Metavoxels. If you've ever worked with Lightwave, you know what the "meta" prefix means in this case - like metaspheres and metaedges, metavoxels keep their original meaning (a visual point in space), but gain parameters upon which surrounding geometry will be created. If you pay close attention, you'll see that the landscape in LoU is entirely polygonal. This is because these "voxels" are now used as merely reference points in space from which a polygonal mesh of the terrain is created. Instead of denoting each and every vertex in a wavy column's mesh and storing that in memory, the landscape engine simply creates a string of voxels, each containing its position, and three parameters - the index of the brush type, the size of said brush, and the texture used.
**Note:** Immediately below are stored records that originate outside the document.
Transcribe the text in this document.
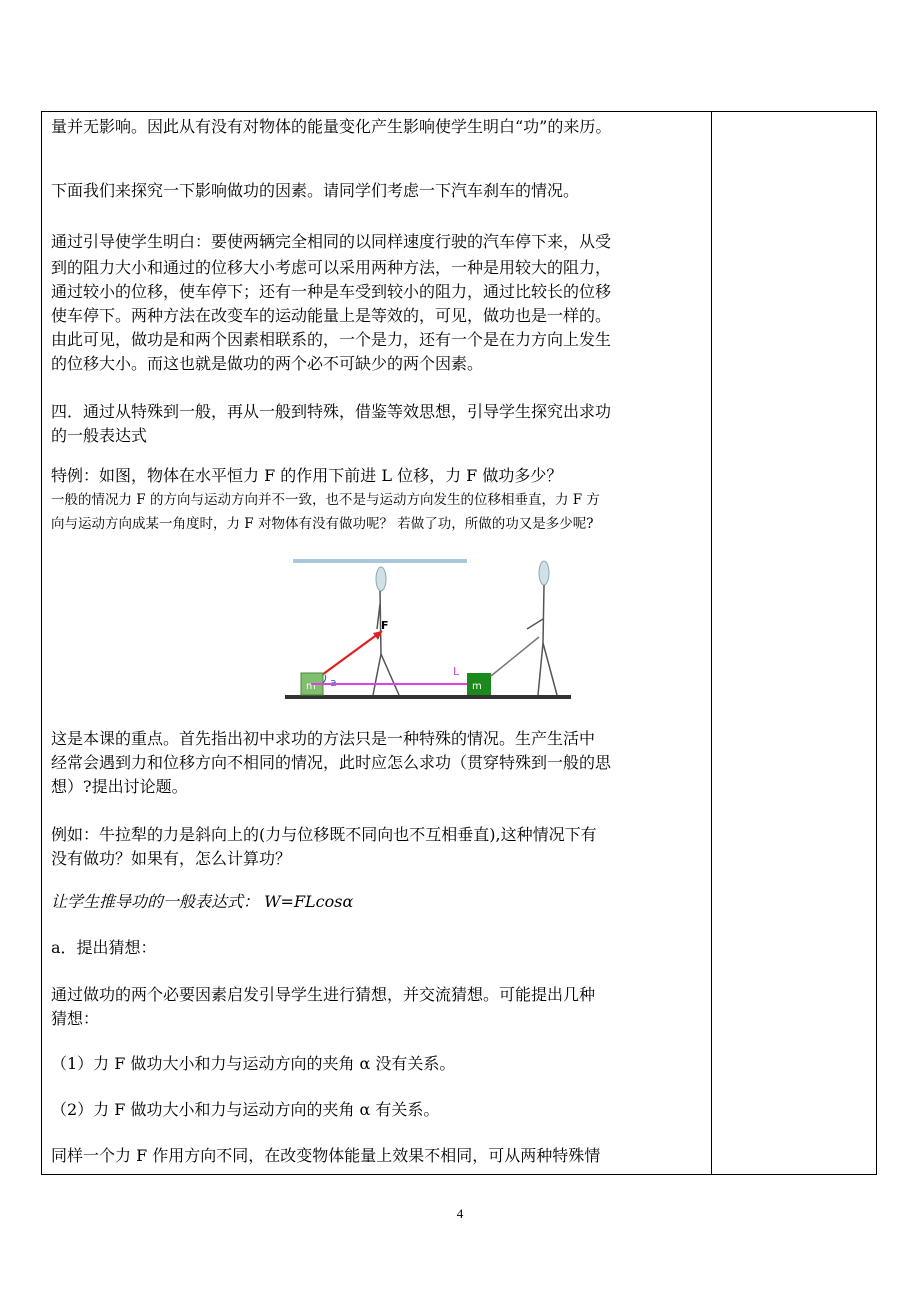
量并无影响。因此从有没有对物体的能量变化产生影响使学生明白“功”的来历。
下面我们来探究一下影响做功的因素。请同学们考虑一下汽车刹车的情况。
通过引导使学生明白：要使两辆完全相同的以同样速度行驶的汽车停下来，从受
到的阻力大小和通过的位移大小考虑可以采用两种方法，一种是用较大的阻力，
通过较小的位移，使车停下；还有一种是车受到较小的阻力，通过比较长的位移
使车停下。两种方法在改变车的运动能量上是等效的，可见，做功也是一样的。
由此可见，做功是和两个因素相联系的，一个是力，还有一个是在力方向上发生
的位移大小。而这也就是做功的两个必不可缺少的两个因素。
四．通过从特殊到一般，再从一般到特殊，借鉴等效思想，引导学生探究出求功
的一般表达式
特例：如图，物体在水平恒力 F 的作用下前进 L 位移，力 F 做功多少？
一般的情况力 F 的方向与运动方向并不一致，也不是与运动方向发生的位移相垂直，力 F 方
向与运动方向成某一角度时，力 F 对物体有没有做功呢？ 若做了功，所做的功又是多少呢?
这是本课的重点。首先指出初中求功的方法只是一种特殊的情况。生产生活中
经常会遇到力和位移方向不相同的情况，此时应怎么求功（贯穿特殊到一般的思
想）?提出讨论题。
例如：牛拉犁的力是斜向上的(力与位移既不同向也不互相垂直),这种情况下有
没有做功？如果有，怎么计算功？
让学生推导功的一般表达式： W=FLcosα
a．提出猜想：
通过做功的两个必要因素启发引导学生进行猜想，并交流猜想。可能提出几种
猜想：
（1）力 F 做功大小和力与运动方向的夹角 α 没有关系。
（2）力 F 做功大小和力与运动方向的夹角 α 有关系。
同样一个力 F 作用方向不同，在改变物体能量上效果不相同，可从两种特殊情
F
m a
L
m
4
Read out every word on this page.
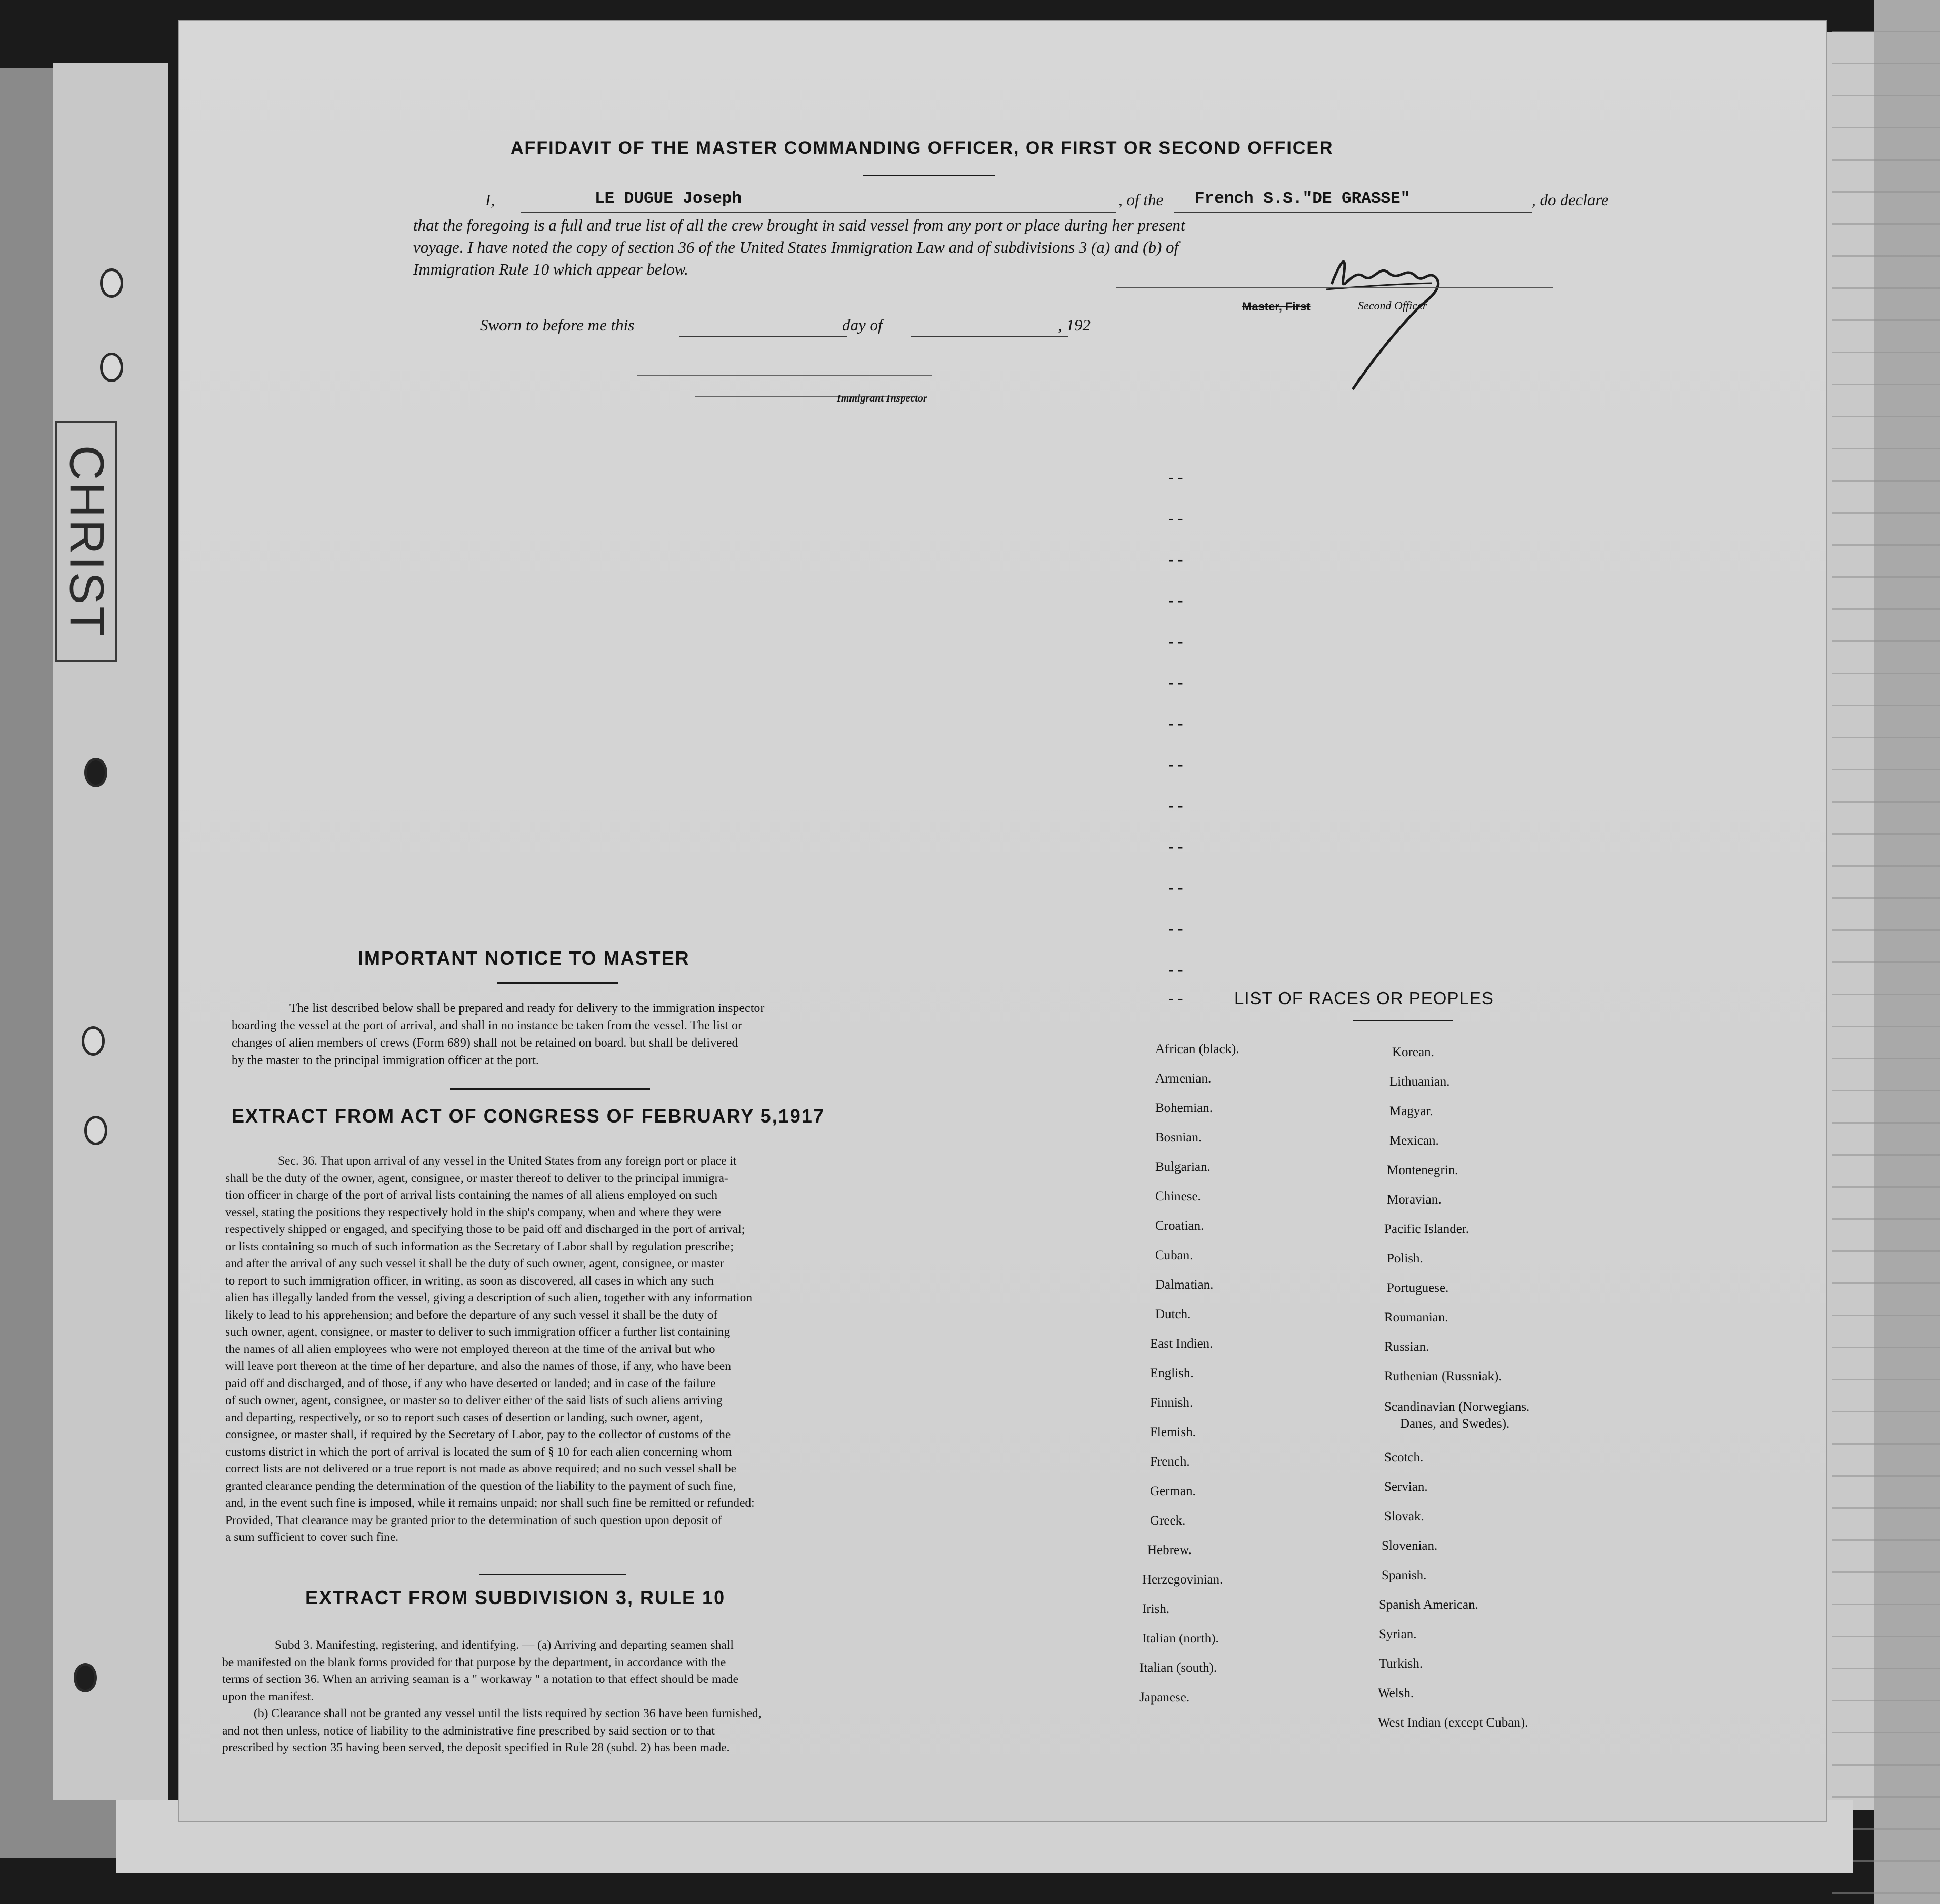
CHRIST
AFFIDAVIT OF THE MASTER COMMANDING OFFICER, OR FIRST OR SECOND OFFICER
I,	LE DUGUE Joseph	, of the French S.S."DE GRASSE"	, do declare
that the foregoing is a full and true list of all the crew brought in said vessel from any port or place during her present
voyage. I have noted the copy of section 36 of the United States Immigration Law and of subdivisions 3 (a) and (b) of
Immigration Rule 10 which appear below.
Master, First	Second Officer
Sworn to before me this	day of	, 192
Immigrant Inspector
- -
- -
- -
- -
- -
- -
- -
- -
- -
- -
- -
- -
- -
- -
IMPORTANT NOTICE TO MASTER
The list described below shall be prepared and ready for delivery to the immigration inspector
boarding the vessel at the port of arrival, and shall in no instance be taken from the vessel. The list or
changes of alien members of crews (Form 689) shall not be retained on board. but shall be delivered
by the master to the principal immigration officer at the port.
EXTRACT FROM ACT OF CONGRESS OF FEBRUARY 5,1917
Sec. 36. That upon arrival of any vessel in the United States from any foreign port or place it
shall be the duty of the owner, agent, consignee, or master thereof to deliver to the principal immigra-
tion officer in charge of the port of arrival lists containing the names of all aliens employed on such
vessel, stating the positions they respectively hold in the ship's company, when and where they were
respectively shipped or engaged, and specifying those to be paid off and discharged in the port of arrival;
or lists containing so much of such information as the Secretary of Labor shall by regulation prescribe;
and after the arrival of any such vessel it shall be the duty of such owner, agent, consignee, or master
to report to such immigration officer, in writing, as soon as discovered, all cases in which any such
alien has illegally landed from the vessel, giving a description of such alien, together with any information
likely to lead to his apprehension; and before the departure of any such vessel it shall be the duty of
such owner, agent, consignee, or master to deliver to such immigration officer a further list containing
the names of all alien employees who were not employed thereon at the time of the arrival but who
will leave port thereon at the time of her departure, and also the names of those, if any, who have been
paid off and discharged, and of those, if any who have deserted or landed; and in case of the failure
of such owner, agent, consignee, or master so to deliver either of the said lists of such aliens arriving
and departing, respectively, or so to report such cases of desertion or landing, such owner, agent,
consignee, or master shall, if required by the Secretary of Labor, pay to the collector of customs of the
customs district in which the port of arrival is located the sum of § 10 for each alien concerning whom
correct lists are not delivered or a true report is not made as above required; and no such vessel shall be
granted clearance pending the determination of the question of the liability to the payment of such fine,
and, in the event such fine is imposed, while it remains unpaid; nor shall such fine be remitted or refunded:
Provided, That clearance may be granted prior to the determination of such question upon deposit of
a sum sufficient to cover such fine.
EXTRACT FROM SUBDIVISION 3, RULE 10
Subd 3. Manifesting, registering, and identifying. — (a) Arriving and departing seamen shall
be manifested on the blank forms provided for that purpose by the department, in accordance with the
terms of section 36. When an arriving seaman is a " workaway " a notation to that effect should be made
upon the manifest.
(b) Clearance shall not be granted any vessel until the lists required by section 36 have been furnished,
and not then unless, notice of liability to the administrative fine prescribed by said section or to that
prescribed by section 35 having been served, the deposit specified in Rule 28 (subd. 2) has been made.
LIST OF RACES OR PEOPLES
African (black).
Armenian.
Bohemian.
Bosnian.
Bulgarian.
Chinese.
Croatian.
Cuban.
Dalmatian.
Dutch.
East Indien.
English.
Finnish.
Flemish.
French.
German.
Greek.
Hebrew.
Herzegovinian.
Irish.
Italian (north).
Italian (south).
Japanese.
Korean.
Lithuanian.
Magyar.
Mexican.
Montenegrin.
Moravian.
Pacific Islander.
Polish.
Portuguese.
Roumanian.
Russian.
Ruthenian (Russniak).
Scandinavian (Norwegians.
Danes, and Swedes).
Scotch.
Servian.
Slovak.
Slovenian.
Spanish.
Spanish American.
Syrian.
Turkish.
Welsh.
West Indian (except Cuban).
It will likely optimize every "brushstroke", to avoid excessive memory usage when lots of strokes are made in the same general area. Then, whenever the engine needs to display, or otherwise use the terrain around the edited area, it will generate the required mesh on the fly. It's a pretty ingenious system, and if it's pulled off right, it will be extremely flexible without being too taxing on the hardware. Of course, physics are an eternal issue here, but setting up conditional responses to "hanging" parts should be no harder with metavoxels than it is with cellular terrain (not much anyway), and many games of this "fight build craft explore" type, like Minecraft and Terraria, can do very well even without something as simple as that.
Of course, everything I said about the engine may be completely inaccurate as far as this particular game is concerned - I am mostly describing a hypothetical metavoxel engine similar in function to GeoMod, which would look similar to what the videos for the game depict. On how this game works, anyone's guess is as good as mine.